Walking through the unknown countryside somehow made me think of the very first hike I had taken in Iceland, way back in 2007. The tour I was with had stayed in a grim workers´ hostel (small dark rooms and bathrooms, narrow halls, no fresh vegetables; I can’t remember how else it offended us) and hiked from its door into a geothermal wonderland. The lodging was close to the Nesjavellir Geothermal Powerplant, and it was surrounded by well-marked trails showing off the hot streams and colorful sulfurous soil that are features of the geologically-active area.

Before starting the hike, we visited a new hotel that has opened close to the site of the old hostel. The Hotel Ion is intended for international visitors who fly in for exclusive tours of Iceland’s highlights. I was a little surprised at the courtesy with which they welcomed three almost random hikers, but happy to take a coffee break in such elegant surroundings.20160731_064758

We drove a short distance to leave our car beside an adventure park that features a complex climbing structure with physical challenges for agile children and adults. We had a different adventure in mind. For the next couple hours we hiked past steamy streams, bore hole enclosures, neon green moss, carefully crossed narrow rocky creeks, and took in the views from wooden streamside platforms.

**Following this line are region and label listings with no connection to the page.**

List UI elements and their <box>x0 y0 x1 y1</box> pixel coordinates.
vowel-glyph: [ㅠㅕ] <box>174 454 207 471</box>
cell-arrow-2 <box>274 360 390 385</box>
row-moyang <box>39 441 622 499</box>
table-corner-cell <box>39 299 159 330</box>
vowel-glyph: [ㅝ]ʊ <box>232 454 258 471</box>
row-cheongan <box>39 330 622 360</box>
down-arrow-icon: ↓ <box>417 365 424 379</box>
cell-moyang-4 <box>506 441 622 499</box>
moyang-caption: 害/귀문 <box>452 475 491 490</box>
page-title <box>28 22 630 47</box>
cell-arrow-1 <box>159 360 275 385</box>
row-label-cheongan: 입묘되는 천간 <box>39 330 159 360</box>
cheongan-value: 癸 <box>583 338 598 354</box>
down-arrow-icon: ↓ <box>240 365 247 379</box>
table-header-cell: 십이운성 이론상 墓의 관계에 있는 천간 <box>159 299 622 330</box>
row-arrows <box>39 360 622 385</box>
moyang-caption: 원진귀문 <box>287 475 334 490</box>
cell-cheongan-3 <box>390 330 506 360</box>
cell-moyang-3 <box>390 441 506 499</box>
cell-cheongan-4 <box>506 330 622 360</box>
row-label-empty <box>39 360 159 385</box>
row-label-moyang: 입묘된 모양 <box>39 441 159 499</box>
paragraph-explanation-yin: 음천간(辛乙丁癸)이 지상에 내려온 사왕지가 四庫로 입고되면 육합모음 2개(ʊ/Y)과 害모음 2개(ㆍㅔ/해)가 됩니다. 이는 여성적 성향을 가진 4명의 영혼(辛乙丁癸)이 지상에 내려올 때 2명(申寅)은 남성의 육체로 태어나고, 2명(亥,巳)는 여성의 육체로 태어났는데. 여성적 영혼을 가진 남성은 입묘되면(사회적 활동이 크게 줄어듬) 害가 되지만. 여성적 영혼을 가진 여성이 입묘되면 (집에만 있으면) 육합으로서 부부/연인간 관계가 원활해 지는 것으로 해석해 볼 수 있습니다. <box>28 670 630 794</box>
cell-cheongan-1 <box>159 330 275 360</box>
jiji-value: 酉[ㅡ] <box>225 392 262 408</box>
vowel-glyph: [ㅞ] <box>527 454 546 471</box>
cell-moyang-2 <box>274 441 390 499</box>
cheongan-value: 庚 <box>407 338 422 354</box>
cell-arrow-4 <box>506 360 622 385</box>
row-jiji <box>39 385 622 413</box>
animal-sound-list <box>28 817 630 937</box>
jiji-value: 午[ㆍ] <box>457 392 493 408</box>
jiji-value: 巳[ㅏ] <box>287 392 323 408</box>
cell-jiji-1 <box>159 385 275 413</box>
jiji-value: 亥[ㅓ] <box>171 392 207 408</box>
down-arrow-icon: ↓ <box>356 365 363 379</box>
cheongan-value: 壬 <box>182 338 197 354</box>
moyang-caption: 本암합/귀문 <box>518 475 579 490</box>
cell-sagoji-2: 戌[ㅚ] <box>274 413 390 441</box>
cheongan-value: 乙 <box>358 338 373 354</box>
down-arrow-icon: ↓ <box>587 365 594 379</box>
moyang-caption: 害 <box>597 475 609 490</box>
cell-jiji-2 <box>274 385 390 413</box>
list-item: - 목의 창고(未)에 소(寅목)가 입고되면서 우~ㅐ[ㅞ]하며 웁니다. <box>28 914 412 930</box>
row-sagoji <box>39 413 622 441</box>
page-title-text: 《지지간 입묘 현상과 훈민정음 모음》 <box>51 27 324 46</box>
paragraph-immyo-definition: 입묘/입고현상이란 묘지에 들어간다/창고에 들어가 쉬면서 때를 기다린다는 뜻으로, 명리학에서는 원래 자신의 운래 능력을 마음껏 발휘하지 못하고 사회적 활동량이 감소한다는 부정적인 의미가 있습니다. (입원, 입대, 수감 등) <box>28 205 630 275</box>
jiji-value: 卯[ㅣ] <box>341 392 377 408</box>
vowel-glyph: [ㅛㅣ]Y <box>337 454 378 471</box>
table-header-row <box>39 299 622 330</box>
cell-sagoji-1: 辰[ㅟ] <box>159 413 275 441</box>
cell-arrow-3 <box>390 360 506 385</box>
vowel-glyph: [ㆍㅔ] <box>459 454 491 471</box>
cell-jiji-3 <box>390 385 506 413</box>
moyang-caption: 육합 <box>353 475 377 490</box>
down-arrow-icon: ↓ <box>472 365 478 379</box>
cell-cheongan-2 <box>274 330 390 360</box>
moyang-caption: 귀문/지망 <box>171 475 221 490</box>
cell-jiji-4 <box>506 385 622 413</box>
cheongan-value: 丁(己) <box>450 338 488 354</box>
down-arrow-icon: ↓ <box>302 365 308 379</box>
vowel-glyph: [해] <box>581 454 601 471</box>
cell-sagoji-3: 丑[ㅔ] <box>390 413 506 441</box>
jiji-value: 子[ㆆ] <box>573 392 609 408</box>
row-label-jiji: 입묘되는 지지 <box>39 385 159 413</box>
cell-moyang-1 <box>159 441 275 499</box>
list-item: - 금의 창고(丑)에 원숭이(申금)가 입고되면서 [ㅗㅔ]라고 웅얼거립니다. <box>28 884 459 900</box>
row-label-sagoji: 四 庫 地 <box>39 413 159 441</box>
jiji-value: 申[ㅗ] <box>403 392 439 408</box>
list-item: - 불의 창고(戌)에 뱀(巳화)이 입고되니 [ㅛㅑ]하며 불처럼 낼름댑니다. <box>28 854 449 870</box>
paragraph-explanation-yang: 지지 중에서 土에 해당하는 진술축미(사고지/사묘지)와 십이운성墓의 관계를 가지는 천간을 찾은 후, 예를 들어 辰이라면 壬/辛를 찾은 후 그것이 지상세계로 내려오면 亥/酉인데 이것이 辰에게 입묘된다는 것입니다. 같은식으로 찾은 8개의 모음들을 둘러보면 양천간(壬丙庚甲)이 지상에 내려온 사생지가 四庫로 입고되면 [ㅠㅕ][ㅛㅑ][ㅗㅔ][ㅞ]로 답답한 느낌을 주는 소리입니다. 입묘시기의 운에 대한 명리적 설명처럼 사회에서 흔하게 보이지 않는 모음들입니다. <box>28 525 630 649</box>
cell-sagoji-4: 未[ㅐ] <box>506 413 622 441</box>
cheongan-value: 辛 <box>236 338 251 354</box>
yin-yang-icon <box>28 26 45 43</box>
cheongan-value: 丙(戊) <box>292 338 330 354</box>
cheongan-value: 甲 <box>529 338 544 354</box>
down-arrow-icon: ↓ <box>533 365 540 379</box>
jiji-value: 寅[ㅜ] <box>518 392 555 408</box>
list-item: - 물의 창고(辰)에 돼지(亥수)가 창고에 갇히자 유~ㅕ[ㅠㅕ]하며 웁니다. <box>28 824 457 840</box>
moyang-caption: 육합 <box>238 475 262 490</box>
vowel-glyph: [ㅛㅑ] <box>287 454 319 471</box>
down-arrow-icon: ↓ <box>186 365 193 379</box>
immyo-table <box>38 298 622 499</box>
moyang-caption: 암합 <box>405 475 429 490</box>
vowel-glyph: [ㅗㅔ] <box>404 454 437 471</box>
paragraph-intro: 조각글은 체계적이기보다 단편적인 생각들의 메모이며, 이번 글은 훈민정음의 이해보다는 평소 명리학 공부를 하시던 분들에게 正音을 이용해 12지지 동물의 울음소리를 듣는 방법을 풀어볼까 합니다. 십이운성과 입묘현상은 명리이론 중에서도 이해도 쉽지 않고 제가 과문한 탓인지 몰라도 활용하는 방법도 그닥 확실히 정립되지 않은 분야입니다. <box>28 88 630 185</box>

After we had seen the highlights, Bragi returned for the car while Susan and I continued to a hilltop viewpoint beside a roadway. Our route didn’t always follow the developed trails, so we surprised pairs of grazing sheep more than once.


From there we drove to nearby Thingvellir (Þingvellir in Icelandic), a UNESCO World Heritage Site, as well as Icelandic National Park, both designations in recognition of its being the site of the world’s first parliament (Thing or Þing in Icelandic). About sixty years after the Vikings first settled in Iceland, the clans acknowledged they needed to get together to discuss and agree to laws they could live by. The clan representatives were appointed, not elected, and they were not able to record their decisions on paper, but these do not diminish their achievement. The representatives gathered from all over Iceland each summer, starting in 930. They camped under high cliffs that helped project the sound of speakers’ voices. They sat in council with their advisors and adopted laws, settled disputes and passed judgment on evil-doers.


We were lucky to visit Thingvellir late in the afternoon after the biggest crowds had gone. It was a fine ending to our patchwork day that was far more enjoyable than anticipated.